After repeated refusals over a nine-year period, the Jehovah's Witness community has finally received state registration. Hratch Keshishian, a Jehovah's Witness leader, told Forum 18 News Service that "when they phoned us from the state registry to tell us that registration had been issued I didn't believe them." But it is not known what impact this will have on the Jehovah's Witnesses serving prison terms for refusing military service, thus breaking Armenia's commitments to the Council of Europe. Keshishian told Forum 18 that freedom to practise their faith as a religious community is now the Jehovah's Witnesses' aim, as "registration in itself doesn't resolve all our problems." For example, under Armenia's religion law, but against international human rights obligations, only the Armenian Apostolic Church is legally permitted to conduct missionary activity.
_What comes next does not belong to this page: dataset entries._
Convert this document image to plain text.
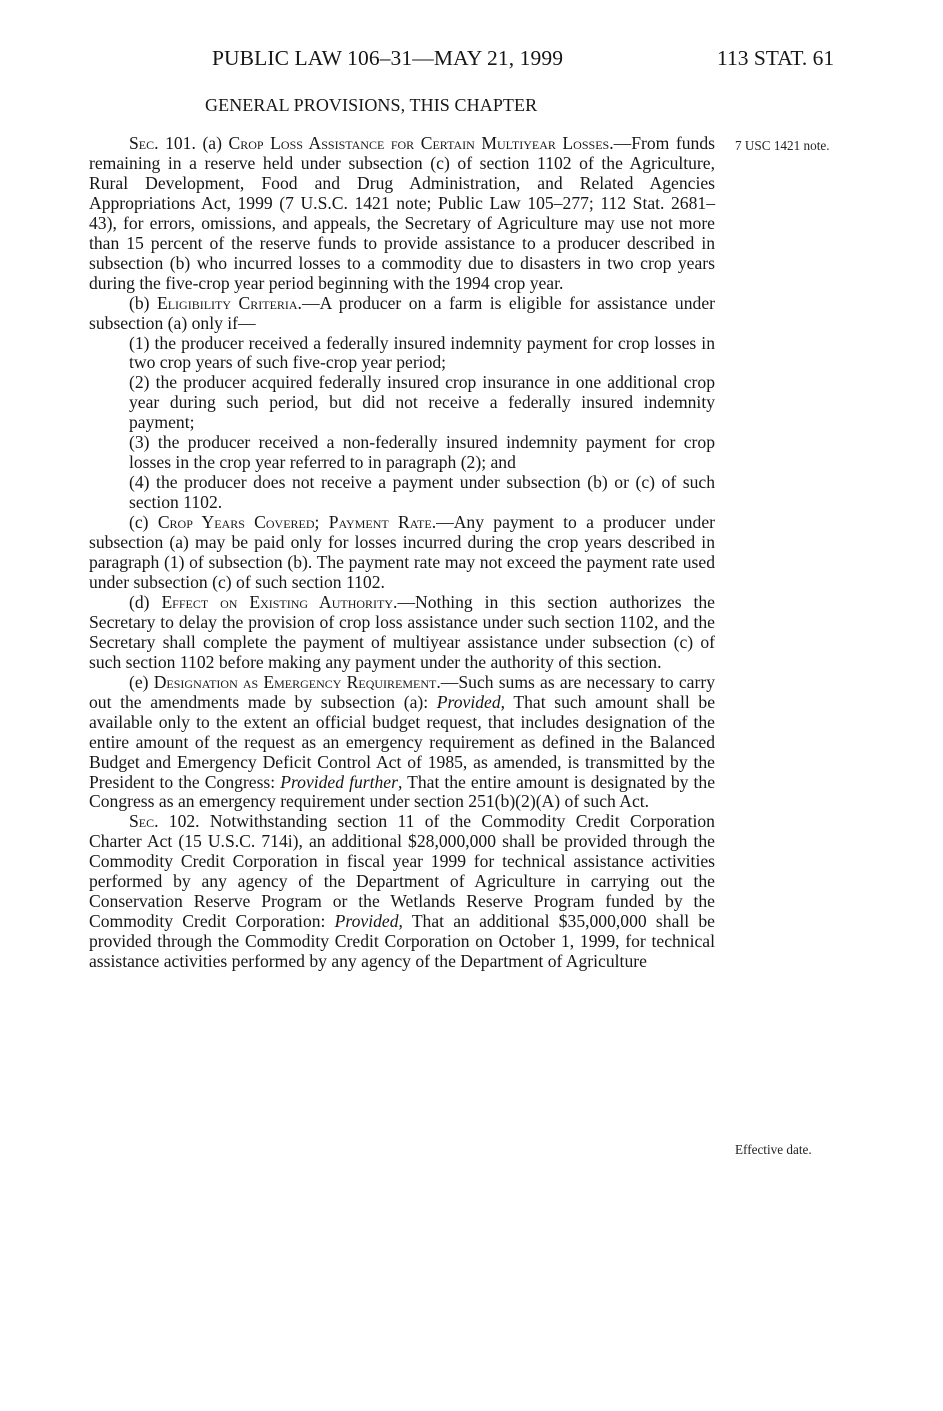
PUBLIC LAW 106–31—MAY 21, 1999	113 STAT. 61
GENERAL PROVISIONS, THIS CHAPTER
7 USC 1421 note.
Effective date.

Sec. 101. (a) Crop Loss Assistance for Certain Multiyear Losses.—From funds remaining in a reserve held under subsection (c) of section 1102 of the Agriculture, Rural Development, Food and Drug Administration, and Related Agencies Appropriations Act, 1999 (7 U.S.C. 1421 note; Public Law 105–277; 112 Stat. 2681–43), for errors, omissions, and appeals, the Secretary of Agriculture may use not more than 15 percent of the reserve funds to provide assistance to a producer described in subsection (b) who incurred losses to a commodity due to disasters in two crop years during the five-crop year period beginning with the 1994 crop year.

(b) Eligibility Criteria.—A producer on a farm is eligible for assistance under subsection (a) only if—

(1) the producer received a federally insured indemnity payment for crop losses in two crop years of such five-crop year period;

(2) the producer acquired federally insured crop insurance in one additional crop year during such period, but did not receive a federally insured indemnity payment;

(3) the producer received a non-federally insured indemnity payment for crop losses in the crop year referred to in paragraph (2); and

(4) the producer does not receive a payment under subsection (b) or (c) of such section 1102.

(c) Crop Years Covered; Payment Rate.—Any payment to a producer under subsection (a) may be paid only for losses incurred during the crop years described in paragraph (1) of subsection (b). The payment rate may not exceed the payment rate used under subsection (c) of such section 1102.

(d) Effect on Existing Authority.—Nothing in this section authorizes the Secretary to delay the provision of crop loss assistance under such section 1102, and the Secretary shall complete the payment of multiyear assistance under subsection (c) of such section 1102 before making any payment under the authority of this section.

(e) Designation as Emergency Requirement.—Such sums as are necessary to carry out the amendments made by subsection (a): Provided, That such amount shall be available only to the extent an official budget request, that includes designation of the entire amount of the request as an emergency requirement as defined in the Balanced Budget and Emergency Deficit Control Act of 1985, as amended, is transmitted by the President to the Congress: Provided further, That the entire amount is designated by the Congress as an emergency requirement under section 251(b)(2)(A) of such Act.

Sec. 102. Notwithstanding section 11 of the Commodity Credit Corporation Charter Act (15 U.S.C. 714i), an additional $28,000,000 shall be provided through the Commodity Credit Corporation in fiscal year 1999 for technical assistance activities performed by any agency of the Department of Agriculture in carrying out the Conservation Reserve Program or the Wetlands Reserve Program funded by the Commodity Credit Corporation: Provided, That an additional $35,000,000 shall be provided through the Commodity Credit Corporation on October 1, 1999, for technical assistance activities performed by any agency of the Department of Agriculture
AZERBAIJAN: OSCE discusses religious freedom minus a victim

Azerbaijan has for the second time in a month stopped religious freedom activist and imam Ilgar Ibrahimoglu Allahverdiev from taking part in an Organisation for Security and Cooperation in Europe (OSCE) conference. Azerbaijan is a member of the OSCE, which aims to promote democracy and human rights. "He would have informed people  about the real situation of religious freedom in Azerbaijan," human rights activist Eldar Zeynalov told Forum 18 News Service, from the conference in Warsaw. "That's why our government didn't want him here." Ibrahimoglu intended to tell the conference about the experience of the Juma mosque congregation, whose imam he is, which was forcibly expelled from its mosque in June. Eldar Zeynalov told Forum 18 that an Azerbaijani government representative at the conference said that Ibrahimoglu "has some freedom of movement but not freedom to leave the country." Zeynalov commented to Forum 18 that this "is a return to Soviet times when there was no freedom of movement and no freedom of speech."